Приходи в воскресенье - Козлов Вильям Федорович. Страница 47

— Юля, ты любила когда-нибудь? — задал я самый банальный вопрос.

— Любовь — лишь одна из многих страстей. Она оказывает не столь уж большое влияние на жизнь в целом… Красивую любовь придумали писатели и поэты. И еще в кино увидишь. Не знаю, как другим, но мне стыдно смотреть людям в глаза после такого фильма… Такое ощущение, что людей надули, а они радуются этому…

— Циник — это человек, который, вдыхая аромат цветов, озирается вокруг, ища гроб с мертвецом, — усмехнулся я. — Тебе не идет быть циником.

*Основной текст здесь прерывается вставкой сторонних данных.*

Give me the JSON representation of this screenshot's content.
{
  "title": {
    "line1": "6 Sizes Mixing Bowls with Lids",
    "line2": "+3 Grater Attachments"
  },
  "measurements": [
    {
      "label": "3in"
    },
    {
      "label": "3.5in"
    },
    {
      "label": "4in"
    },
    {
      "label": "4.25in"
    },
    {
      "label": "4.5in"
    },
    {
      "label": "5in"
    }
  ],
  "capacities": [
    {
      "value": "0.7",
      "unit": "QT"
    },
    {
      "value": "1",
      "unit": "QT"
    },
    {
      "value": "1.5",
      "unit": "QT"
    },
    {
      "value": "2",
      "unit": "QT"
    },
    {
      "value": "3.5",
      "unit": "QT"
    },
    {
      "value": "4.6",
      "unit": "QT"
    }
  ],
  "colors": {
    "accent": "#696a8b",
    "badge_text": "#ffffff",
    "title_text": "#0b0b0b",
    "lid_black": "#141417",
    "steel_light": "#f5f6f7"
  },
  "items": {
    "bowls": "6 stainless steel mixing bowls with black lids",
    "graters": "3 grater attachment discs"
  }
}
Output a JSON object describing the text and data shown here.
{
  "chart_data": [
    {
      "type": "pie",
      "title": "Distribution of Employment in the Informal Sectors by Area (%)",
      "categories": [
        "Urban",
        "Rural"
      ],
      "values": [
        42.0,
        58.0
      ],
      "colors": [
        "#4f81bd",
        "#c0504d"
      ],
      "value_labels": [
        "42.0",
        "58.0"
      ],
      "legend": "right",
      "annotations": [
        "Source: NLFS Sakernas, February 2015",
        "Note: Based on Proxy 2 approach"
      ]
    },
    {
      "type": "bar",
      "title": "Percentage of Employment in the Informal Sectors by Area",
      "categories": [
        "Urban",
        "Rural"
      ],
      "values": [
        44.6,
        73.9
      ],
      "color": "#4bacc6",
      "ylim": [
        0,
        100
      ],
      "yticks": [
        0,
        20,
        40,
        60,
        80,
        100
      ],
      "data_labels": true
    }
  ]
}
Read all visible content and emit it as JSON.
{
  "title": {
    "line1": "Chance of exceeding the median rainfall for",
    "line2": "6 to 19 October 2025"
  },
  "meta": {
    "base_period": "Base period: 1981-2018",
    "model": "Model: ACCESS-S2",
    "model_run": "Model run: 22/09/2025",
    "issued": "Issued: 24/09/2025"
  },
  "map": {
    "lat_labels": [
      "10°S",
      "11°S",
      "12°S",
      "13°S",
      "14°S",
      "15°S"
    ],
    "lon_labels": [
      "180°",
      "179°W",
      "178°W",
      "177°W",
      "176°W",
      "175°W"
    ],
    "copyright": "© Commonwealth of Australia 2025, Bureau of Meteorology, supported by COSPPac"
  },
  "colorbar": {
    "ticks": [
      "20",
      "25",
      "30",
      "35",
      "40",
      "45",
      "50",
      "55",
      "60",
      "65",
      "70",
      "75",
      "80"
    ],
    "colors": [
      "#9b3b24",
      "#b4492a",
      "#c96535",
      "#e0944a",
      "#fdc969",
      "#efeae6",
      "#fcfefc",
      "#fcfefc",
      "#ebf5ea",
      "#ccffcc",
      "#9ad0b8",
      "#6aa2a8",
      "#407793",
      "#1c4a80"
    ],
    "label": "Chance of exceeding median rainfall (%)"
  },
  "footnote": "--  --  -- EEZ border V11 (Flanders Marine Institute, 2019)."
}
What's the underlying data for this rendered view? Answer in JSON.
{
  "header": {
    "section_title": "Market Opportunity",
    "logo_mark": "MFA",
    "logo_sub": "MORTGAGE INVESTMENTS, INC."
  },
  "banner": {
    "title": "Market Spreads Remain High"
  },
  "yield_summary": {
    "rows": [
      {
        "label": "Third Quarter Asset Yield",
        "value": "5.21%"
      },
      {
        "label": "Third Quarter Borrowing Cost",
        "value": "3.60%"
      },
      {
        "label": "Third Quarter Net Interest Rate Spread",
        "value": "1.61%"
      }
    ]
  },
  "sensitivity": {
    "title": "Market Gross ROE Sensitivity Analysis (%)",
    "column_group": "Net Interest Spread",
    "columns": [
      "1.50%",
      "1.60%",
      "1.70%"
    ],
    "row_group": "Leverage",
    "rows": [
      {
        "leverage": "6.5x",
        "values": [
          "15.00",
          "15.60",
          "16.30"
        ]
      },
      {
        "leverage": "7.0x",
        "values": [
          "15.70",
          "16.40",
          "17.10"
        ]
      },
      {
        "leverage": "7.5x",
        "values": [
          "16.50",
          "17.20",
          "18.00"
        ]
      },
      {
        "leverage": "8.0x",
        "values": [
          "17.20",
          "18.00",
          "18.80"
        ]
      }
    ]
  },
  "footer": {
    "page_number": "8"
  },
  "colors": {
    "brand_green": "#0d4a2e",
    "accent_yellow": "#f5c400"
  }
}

— Благодарю, — усмехнулась Юлия.

Я понял, что если наш разговор будет и дальше продолжаться в том же духе, то мы зайдем в тупик. Действительно, ее трудно переубедить в чем-либо, тем более за один вечер. И так уже она совсем отвернулась от меня, а в глазах скука и разочарование. Мне вспомнилось четверостишье, которое я и продекламировал заскучавшей Юлии:

Любовь способна низкое прощать,

И в доблести пороки превращать,

И не глазами — сердцем выбирать:

За то ее слепой изображают.

— По стилю — это Шекспир, — заметила она.

— А по смыслу?

— Наверное, шекспировские страсти мне несвойственны, — задумчиво сказала она.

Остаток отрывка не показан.